Playing catch-up is costing Wal-Mart dearly.
The world’s largest retailer spooked Wall Street Wednesday morning and endured its biggest stock drop in 15 years when it said it no longer expected sales growth for the current fiscal year. Wal-Mart also warned investors that big investments in beefing up its e-commerce efforts and giving its workers big raises would weigh on profits in the next two years.
Wal-Mart shares fell 10% on the day, wiping out nearly $20 billion in the company’s market value.
The retailer, which has previously expect modest sales growth for fiscal 2016 (which ends in early February), no longer expects any growth, hurt in particular by a strong U.S. dollar that will likely lower its top line by $15 billion.
What’s more CEO Doug McMillon, speaking on CNBC, also sounded less than ebullient about the upcoming holiday season, the most important time of year for the store, saying Wal-Mart would be “fine.” That, combined with poor overall U.S. retail sales, was too much for investors, and Wal-Mart’s stock got slammed.

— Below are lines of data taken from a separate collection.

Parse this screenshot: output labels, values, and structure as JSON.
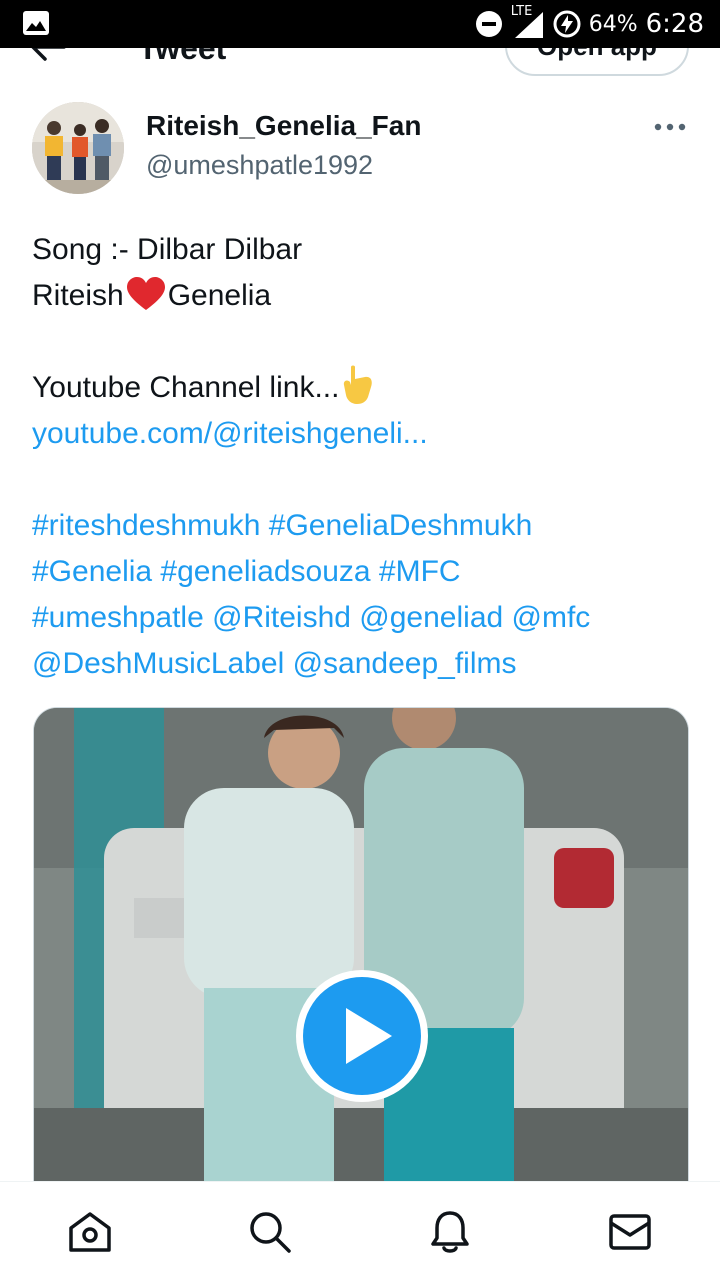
{
  "status_bar": {
    "network": "LTE",
    "battery": "64%",
    "time": "6:28"
  },
  "header": {
    "title": "Tweet",
    "open_app_label": "Open app"
  },
  "author": {
    "display_name": "Riteish_Genelia_Fan",
    "handle": "@umeshpatle1992"
  },
  "tweet": {
    "line1": "Song :- Dilbar Dilbar",
    "line2_left": "Riteish",
    "line2_right": "Genelia",
    "line3": "Youtube Channel link...",
    "link": "youtube.com/@riteishgeneli...",
    "tags_line1": "#riteshdeshmukh #GeneliaDeshmukh",
    "tags_line2": "#Genelia #geneliadsouza #MFC",
    "tags_line3": "#umeshpatle @Riteishd @geneliad @mfc",
    "tags_line4": "@DeshMusicLabel @sandeep_films",
    "link_color": "#1d9bf0"
  },
  "media": {
    "type": "video",
    "play_button_color": "#1d9bf0"
  },
  "bottom_nav": {
    "items": [
      "home-icon",
      "search-icon",
      "notifications-icon",
      "messages-icon"
    ]
  }
}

After years of underinvestment in e-commerce, Wal-Mart has in the last five years been pouring billions into its digital firepower to compete with Amazon.com and stave off a resurgent Targe. Wal-Mart has made some progress on that front– its shopping app is now the third-most used in retail. Not bad, but not good enough for a retailer with nearly $500 billion in annual sales. And Amazon’s and Target’s e-commerce growth rates have been higher than Wal-Mart’s in recent quarters.
At its annual investor meeting, Wal-Mart CFO Charles Holley warned that further investments in e-commerce – $900 million next year, and $1.1 billion year the following year – would continue to pressure earnings, with relief still years away. The retailer is also spending billions on higher wages to motivate workers, attract talent and above all, improve in-store service.
Wal-Mart held out some goodies for investors, including a new $20 billion share buyback program, and a forecast that calls for annual sales to rise as much as $60 billion in the next three years, but that was clearly not enough to assuage Wall Street’s fears about its core retail business.